BT offloads Radianz as international sell-off continues

© BT Group

© BT Group

  • BT’s new strategy is to focus on the UK market
  • It is seeking to offload, or attract joint investors for, its international assets
  • BT has agreed to sell Radianz, which provides secure networking services to the global financial sector, to US-based Transaction Network Services (TNS)

In line with the UK-focused strategy outlined last year by CEO Allison Kirkby, BT is selling Radianz, its specialist unit that provides secure networking services to the global financial community, to Reston, Virginia-based Transaction Network Services (TNS), a trading infrastructure, connectivity and payments processing company, as part of its ongoing effort to offload its international operations. 

BT declined to share financial details or customer numbers but noted in its announcement about the deal that Radianz – which it describes as the “largest financial information eXchange (FIX) network in the world”, connecting customers in more than 50 countries – generated revenues of £142m in the financial year that ended in March 2025. The Financial Times previously reported that the business generates annual earnings before interest, taxes, depreciation and amortisation (EBITDA) of between £60m and £70m. The deal is expected to close during the first half of 2026.

BT acquired Radianz from financial news agency Reuters in 2005 for $175m as part of a broader services deal.  

“Today’s announcement is another key milestone in focusing our international business on what it does best: Providing secure multi-cloud connectivity to large organisations globally,” stated Bas Burger, who was appointed CEO of BT International earlier this year as part of a top table revamp

Radianz managing director Phil Swindle added: “We are proud to have grown and transformed Radianz over the past years while delivering mission critical services to the financial markets community. I am confident that through this planned transaction the complementary strengths of both Radianz and TNS will unlock new opportunities, drive innovation and create sustainable growth for our existing and new customers.”  

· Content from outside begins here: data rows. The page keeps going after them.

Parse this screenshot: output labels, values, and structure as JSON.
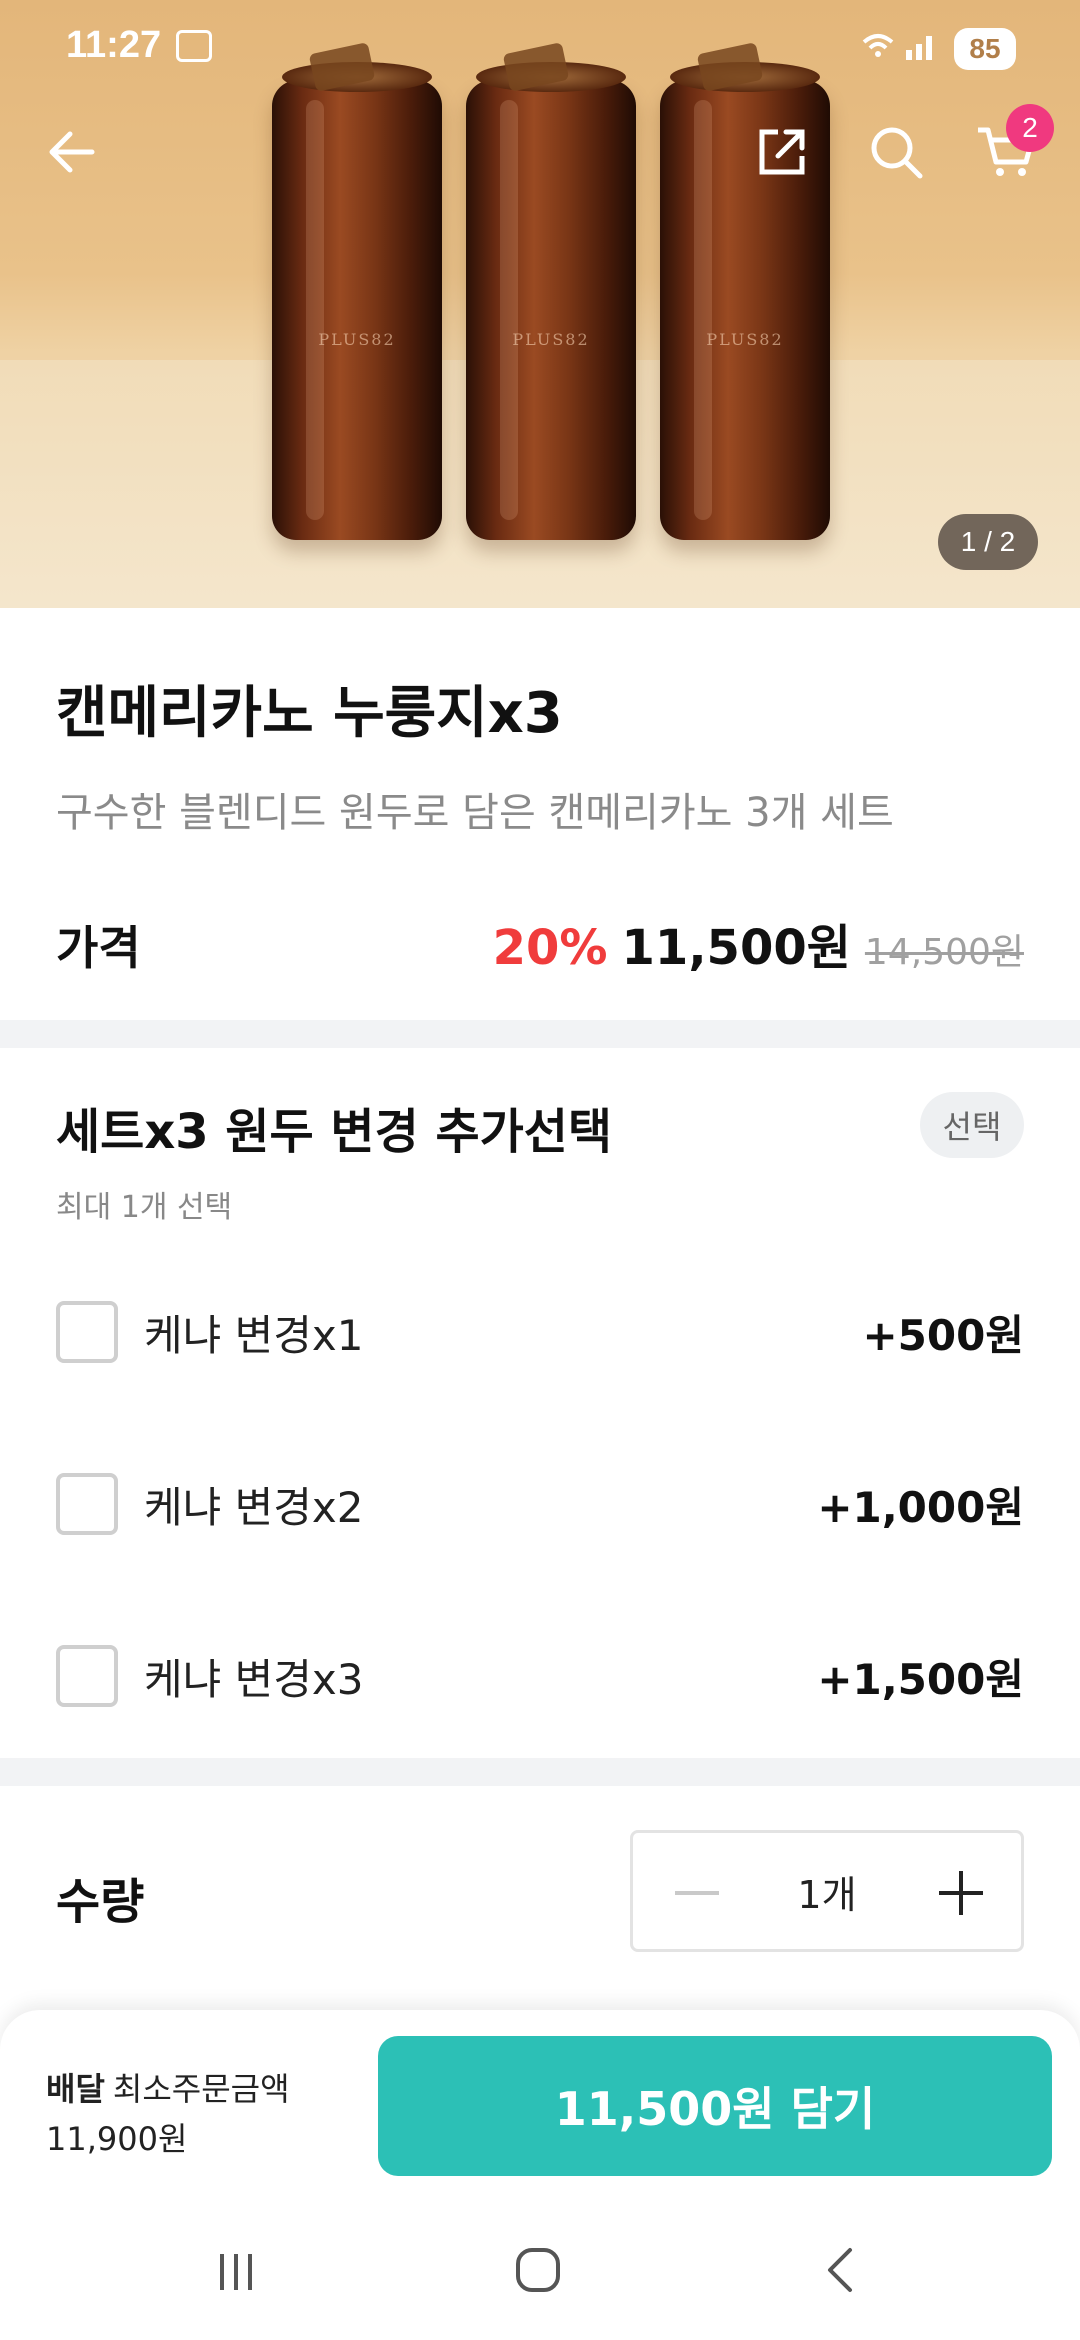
{
  "status_bar": {
    "time": "11:27",
    "battery": "85"
  },
  "hero": {
    "can_label": "PLUS82",
    "pager": "1 / 2",
    "cart_count": "2"
  },
  "product": {
    "title": "캔메리카노 누룽지x3",
    "subtitle": "구수한 블렌디드 원두로 담은 캔메리카노 3개 세트",
    "price_label": "가격",
    "discount": "20%",
    "price": "11,500원",
    "original_price": "14,500원"
  },
  "options": {
    "title": "세트x3 원두 변경 추가선택",
    "badge": "선택",
    "subtitle": "최대 1개 선택",
    "items": [
      {
        "name": "케냐 변경x1",
        "price": "+500원"
      },
      {
        "name": "케냐 변경x2",
        "price": "+1,000원"
      },
      {
        "name": "케냐 변경x3",
        "price": "+1,500원"
      }
    ]
  },
  "quantity": {
    "label": "수량",
    "value": "1개"
  },
  "bottom_bar": {
    "delivery_label": "배달",
    "min_order_label": "최소주문금액",
    "min_order_amount": "11,900원",
    "add_button": "11,500원 담기"
  },
  "colors": {
    "accent": "#2cc0b6",
    "discount": "#f03c3c",
    "badge": "#f0397f"
  }
}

The sale of Radianz adds to the growing list of international asset divestments made by BT since Kirkby essentially called time on the UK telco’s international operations in May 2024. The CEO believes the telco’s international operations are a distraction and a drag on margins: Burger’s job will be to “devote all of his time to the optimisation of BT’s international operations and explore options for the unit,” BT noted last year.

Since then it has offloaded its wholesale and enterprise business unit in Ireland to Speed Fibre Group for €22m and has struck a deal to sell its datacentre business in Ireland to Equinix for €59m. 

It has also agreed to sell its operations in Italy to Retelit, a provider of communications and IT services to the Italian enterprise sector, for an undisclosed sum.  BT, which earlier this year reportedly held discussions about international partnerships with the likes of AT&T and Orange, is also creating a standalone business unit for its international operations, a move that will more easily explore its options, which are: To continue running the international business as a fully owned unit but as a much slimmed down operation that isn’t loss-making; find a buyer for the business; or find an external partner/investor that can add scale to BT’s international operations. One of the latter two options would appear to be Kirby’s preference. 

While BT’s international business has been struggling in recent years, that has in part been due to the legacy nature of its infrastructure and services. Now, though, the new standalone unit has BT’s recently developed and launched Global Fabric platform in its arsenal and that should help to make the unit more relevant to customers’ needs, more efficient to run and more attractive to potential partners and/or investors.